My hope is that patriots in Venezuela no matter what side of this debate they’ve been up to this point realize that the time is come to step up and further this process of reconciliation, not with the goal of vengeance or punishment, but with the goal of freeing those who have been imprisoned unjustly, with the goal of having free and democratic elections, with the goal of living up to its constitutional principles, with the goals of restoring democracy to a great people and a great nation. And I know that I for one, despite all my criticisms and all the speeches I’ve given and all the measures we’ve taken, I for one am prepared to do all I can to be helpful in that endeavor, to help the people of Venezuela take control of their destiny once again and restore the democratic order, the constitutional order in a way that unites the country, not further fragments it and divides it.
I know the president has expressed a willingness to be involved in that process, in whatever capacity is appropriate.
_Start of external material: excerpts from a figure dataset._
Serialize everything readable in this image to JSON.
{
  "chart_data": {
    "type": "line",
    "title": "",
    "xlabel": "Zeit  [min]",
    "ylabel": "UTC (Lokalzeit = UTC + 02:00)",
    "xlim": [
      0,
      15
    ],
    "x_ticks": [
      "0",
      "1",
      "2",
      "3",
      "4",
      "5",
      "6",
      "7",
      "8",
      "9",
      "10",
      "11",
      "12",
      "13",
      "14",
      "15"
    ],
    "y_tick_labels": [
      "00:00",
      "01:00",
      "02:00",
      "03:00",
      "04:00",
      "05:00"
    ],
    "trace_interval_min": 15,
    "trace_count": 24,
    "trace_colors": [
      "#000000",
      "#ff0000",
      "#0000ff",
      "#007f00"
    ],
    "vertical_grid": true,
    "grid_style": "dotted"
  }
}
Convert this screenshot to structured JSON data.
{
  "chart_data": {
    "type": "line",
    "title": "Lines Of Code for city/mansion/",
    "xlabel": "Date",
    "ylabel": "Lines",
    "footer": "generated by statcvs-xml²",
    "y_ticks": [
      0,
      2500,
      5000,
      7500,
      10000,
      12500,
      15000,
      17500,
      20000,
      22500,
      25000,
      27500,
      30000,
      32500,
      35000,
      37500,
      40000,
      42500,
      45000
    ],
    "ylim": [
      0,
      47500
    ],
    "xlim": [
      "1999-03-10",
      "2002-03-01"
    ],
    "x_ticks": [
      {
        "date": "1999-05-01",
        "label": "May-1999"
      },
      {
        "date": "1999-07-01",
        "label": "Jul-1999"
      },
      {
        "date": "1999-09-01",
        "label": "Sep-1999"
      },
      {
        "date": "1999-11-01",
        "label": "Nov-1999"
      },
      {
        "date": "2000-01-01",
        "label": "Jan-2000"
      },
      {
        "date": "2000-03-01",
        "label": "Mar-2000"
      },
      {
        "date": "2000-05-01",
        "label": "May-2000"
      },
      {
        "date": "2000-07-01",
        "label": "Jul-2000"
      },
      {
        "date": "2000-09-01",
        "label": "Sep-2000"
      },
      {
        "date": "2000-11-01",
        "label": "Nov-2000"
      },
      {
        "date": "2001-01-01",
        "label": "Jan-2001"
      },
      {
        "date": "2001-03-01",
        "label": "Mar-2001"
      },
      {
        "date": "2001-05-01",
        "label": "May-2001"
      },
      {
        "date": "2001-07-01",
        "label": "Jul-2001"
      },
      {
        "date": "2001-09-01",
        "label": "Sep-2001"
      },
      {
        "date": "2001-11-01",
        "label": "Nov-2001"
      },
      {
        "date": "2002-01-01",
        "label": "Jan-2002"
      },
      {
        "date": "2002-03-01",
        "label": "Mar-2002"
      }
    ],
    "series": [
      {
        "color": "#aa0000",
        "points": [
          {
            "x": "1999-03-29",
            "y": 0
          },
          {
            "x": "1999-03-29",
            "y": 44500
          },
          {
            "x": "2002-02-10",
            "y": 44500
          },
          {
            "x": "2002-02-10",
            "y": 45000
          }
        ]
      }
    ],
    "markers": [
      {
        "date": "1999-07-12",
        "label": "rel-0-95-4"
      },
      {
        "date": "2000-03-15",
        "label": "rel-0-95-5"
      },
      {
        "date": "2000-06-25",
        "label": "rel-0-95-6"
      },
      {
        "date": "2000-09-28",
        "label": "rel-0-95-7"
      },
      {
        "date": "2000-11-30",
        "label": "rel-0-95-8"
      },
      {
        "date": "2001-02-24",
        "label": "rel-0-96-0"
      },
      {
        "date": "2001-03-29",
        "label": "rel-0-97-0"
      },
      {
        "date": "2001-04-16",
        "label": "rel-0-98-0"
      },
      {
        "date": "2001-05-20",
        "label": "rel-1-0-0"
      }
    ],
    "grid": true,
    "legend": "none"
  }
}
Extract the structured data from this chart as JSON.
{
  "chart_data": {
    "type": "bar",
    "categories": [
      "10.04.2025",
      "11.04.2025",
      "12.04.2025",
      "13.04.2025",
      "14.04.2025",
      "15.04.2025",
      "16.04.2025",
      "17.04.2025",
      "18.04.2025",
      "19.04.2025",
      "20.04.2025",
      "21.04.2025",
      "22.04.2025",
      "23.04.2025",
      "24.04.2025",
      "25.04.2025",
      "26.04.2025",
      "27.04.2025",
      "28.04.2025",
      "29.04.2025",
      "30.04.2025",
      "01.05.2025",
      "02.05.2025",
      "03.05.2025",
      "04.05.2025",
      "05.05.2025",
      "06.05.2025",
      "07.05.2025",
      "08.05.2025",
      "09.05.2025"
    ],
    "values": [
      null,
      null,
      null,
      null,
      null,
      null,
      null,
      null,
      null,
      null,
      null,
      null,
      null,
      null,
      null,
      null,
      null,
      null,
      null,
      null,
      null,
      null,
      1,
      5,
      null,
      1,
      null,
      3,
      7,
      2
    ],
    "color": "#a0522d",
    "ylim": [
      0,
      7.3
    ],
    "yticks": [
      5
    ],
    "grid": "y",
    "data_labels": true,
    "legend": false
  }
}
And knowing that other nations in the region are prepared to lead as well. But I just thought it was important on this 11th day of July as we get closer to that measure which I think will do irreparable harm to this possibility, that I came here to the Senate floor and expressed this. Because in the end I think all of us in this hemisphere and ultimately the world would benefit greatly from a Venezuela that fulfills its potential, the potential of its people, potential of its economy, potential of its proud history of democracy. And whatever we can do to be helpful in that endeavor, I know that this nation is prepared to do it, in whatever capacity is appropriate in the eyes of the people of Venezuela.
But ultimately, the future of Venezuela belongs to the people of Venezuela, and that is who we stand for. And we hope that we can be helpful in a process that brings them together, not further divides them, and restores what they once had and deserve to have again: a proud democracy, a vibrant economy, and a people with extraordinary and unlimited potential to achieve great things on behalf of their nation, their countrymen, and the world.